10. A multi-source information fusion intelligent identification system for sheep health monitoring, characterized in that, The multi-source information fusion intelligent identification method for sheep health monitoring, as described in any one of claims 1 to 9, includes: The acquisition module is configured to deploy a visible light acquisition unit and an infrared acquisition unit for acquiring visual data of sheep in the target sheep breeding area. The visible light acquisition unit and the infrared acquisition unit are synchronized. Based on the verification result, it is determined whether to perform unit synchronization calibration. The visible light image and the infrared image that pass the verification are paired to form a visual data pair. The verification module is configured to preprocess the visual data pairs, preset a visible light image sharpness threshold and an infrared image temperature validity threshold, perform quality verification on the preprocessed visual data pairs according to the preset thresholds, and determine whether to re-acquire data based on the verification results. The filtering module is configured to extract visible light feature sets and infrared feature sets based on the preprocessed visual data pairs, determine whether the feature pairs are redundant by calculating the correlation degree of each feature dimension in the two feature sets, calculate the discrimination degree of redundant feature pairs and filter them, calculate the discrimination degree of each feature after filtering, and remove weakly discriminative features according to a preset weak discrimination threshold to obtain a multimodal effective feature set.

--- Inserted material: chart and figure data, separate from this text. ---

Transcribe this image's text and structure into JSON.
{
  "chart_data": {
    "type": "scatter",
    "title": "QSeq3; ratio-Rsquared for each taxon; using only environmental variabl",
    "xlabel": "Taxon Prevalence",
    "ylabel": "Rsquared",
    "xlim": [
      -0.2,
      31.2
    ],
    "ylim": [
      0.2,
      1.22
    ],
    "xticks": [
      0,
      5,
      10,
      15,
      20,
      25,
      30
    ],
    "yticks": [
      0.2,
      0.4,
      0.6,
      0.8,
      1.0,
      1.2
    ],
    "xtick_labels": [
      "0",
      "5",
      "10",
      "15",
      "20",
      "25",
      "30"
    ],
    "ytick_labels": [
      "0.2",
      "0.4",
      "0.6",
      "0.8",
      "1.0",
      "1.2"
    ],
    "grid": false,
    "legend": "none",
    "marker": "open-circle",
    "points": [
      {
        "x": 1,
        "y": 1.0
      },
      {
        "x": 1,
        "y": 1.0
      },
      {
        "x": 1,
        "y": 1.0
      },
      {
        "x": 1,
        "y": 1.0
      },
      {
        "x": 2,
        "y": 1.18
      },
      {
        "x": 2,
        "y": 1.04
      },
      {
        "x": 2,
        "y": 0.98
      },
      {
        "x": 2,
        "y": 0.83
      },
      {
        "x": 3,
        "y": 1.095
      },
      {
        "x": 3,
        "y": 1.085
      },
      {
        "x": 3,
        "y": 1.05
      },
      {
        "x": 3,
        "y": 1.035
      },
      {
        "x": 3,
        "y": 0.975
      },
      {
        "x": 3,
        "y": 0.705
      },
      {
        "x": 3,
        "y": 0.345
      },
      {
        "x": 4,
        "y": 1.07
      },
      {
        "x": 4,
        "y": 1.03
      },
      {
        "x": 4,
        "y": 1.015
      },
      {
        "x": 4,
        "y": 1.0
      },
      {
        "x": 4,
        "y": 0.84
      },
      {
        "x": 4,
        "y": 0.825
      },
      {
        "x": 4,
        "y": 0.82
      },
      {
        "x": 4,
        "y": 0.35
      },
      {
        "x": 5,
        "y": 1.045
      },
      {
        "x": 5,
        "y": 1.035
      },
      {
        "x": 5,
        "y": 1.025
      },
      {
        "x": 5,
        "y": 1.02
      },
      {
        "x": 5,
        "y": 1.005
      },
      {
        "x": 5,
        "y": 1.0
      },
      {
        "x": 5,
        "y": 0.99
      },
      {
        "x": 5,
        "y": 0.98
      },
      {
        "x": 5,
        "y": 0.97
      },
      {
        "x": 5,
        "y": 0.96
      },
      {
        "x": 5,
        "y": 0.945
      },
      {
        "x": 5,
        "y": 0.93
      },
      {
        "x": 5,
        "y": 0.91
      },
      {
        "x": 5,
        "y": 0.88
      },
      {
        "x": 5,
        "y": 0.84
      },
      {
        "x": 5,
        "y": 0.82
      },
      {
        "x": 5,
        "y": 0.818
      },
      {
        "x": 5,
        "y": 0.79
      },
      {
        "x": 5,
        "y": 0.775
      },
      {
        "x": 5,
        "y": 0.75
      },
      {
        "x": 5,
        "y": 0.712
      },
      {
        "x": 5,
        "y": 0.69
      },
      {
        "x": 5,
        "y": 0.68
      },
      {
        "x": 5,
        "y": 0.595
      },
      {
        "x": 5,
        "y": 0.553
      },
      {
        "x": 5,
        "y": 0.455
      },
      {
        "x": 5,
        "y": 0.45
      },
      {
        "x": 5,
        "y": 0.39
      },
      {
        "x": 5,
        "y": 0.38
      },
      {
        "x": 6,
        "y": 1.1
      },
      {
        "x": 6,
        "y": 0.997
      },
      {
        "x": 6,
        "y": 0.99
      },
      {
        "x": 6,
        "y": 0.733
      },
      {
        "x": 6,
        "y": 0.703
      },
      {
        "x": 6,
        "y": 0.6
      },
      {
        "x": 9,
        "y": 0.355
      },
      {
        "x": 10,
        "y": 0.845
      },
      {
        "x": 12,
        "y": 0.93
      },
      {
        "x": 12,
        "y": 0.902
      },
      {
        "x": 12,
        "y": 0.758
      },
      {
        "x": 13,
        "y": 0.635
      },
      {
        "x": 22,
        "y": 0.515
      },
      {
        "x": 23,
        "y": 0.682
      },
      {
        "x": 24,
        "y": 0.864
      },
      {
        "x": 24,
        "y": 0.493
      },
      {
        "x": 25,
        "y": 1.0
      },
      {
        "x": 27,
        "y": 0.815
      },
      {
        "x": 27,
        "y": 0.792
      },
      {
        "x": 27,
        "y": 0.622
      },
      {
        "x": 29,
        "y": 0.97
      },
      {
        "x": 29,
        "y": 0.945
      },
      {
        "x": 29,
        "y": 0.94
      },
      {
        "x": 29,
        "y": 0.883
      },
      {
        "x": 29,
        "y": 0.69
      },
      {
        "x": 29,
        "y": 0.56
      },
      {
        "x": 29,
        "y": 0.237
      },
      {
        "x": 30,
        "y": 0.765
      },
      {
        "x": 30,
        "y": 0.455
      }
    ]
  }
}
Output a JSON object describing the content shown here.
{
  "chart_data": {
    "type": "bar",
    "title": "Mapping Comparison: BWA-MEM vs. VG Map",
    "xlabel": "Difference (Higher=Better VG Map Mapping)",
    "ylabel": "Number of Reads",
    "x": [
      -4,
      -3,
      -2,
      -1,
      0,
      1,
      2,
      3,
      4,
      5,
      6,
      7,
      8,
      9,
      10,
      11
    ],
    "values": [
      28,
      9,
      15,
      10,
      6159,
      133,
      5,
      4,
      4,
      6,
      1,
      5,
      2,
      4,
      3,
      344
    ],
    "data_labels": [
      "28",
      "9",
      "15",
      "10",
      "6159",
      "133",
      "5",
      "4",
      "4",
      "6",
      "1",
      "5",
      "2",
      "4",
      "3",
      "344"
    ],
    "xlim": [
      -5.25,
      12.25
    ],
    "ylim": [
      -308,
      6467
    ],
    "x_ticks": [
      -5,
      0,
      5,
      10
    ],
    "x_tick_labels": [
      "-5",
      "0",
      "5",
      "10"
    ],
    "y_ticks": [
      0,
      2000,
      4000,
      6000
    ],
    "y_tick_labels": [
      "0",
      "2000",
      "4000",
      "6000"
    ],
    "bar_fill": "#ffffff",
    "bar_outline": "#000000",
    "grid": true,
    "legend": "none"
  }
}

The early warning module is configured to normalize the effective features of visible light and infrared light and set initial fusion weights to obtain initial fusion features. It judges the consistency of the prediction results of the two feature modes by the feature consistency coefficient, dynamically adjusts the fusion weights and updates the fusion features according to the range of the feature consistency coefficient, and obtains the final prediction result by combining hierarchical decision fusion. Then, it determines the health and emotional state of the sheep according to the preset confidence threshold, divides the early warning level according to the state duration and outputs the corresponding early warning information.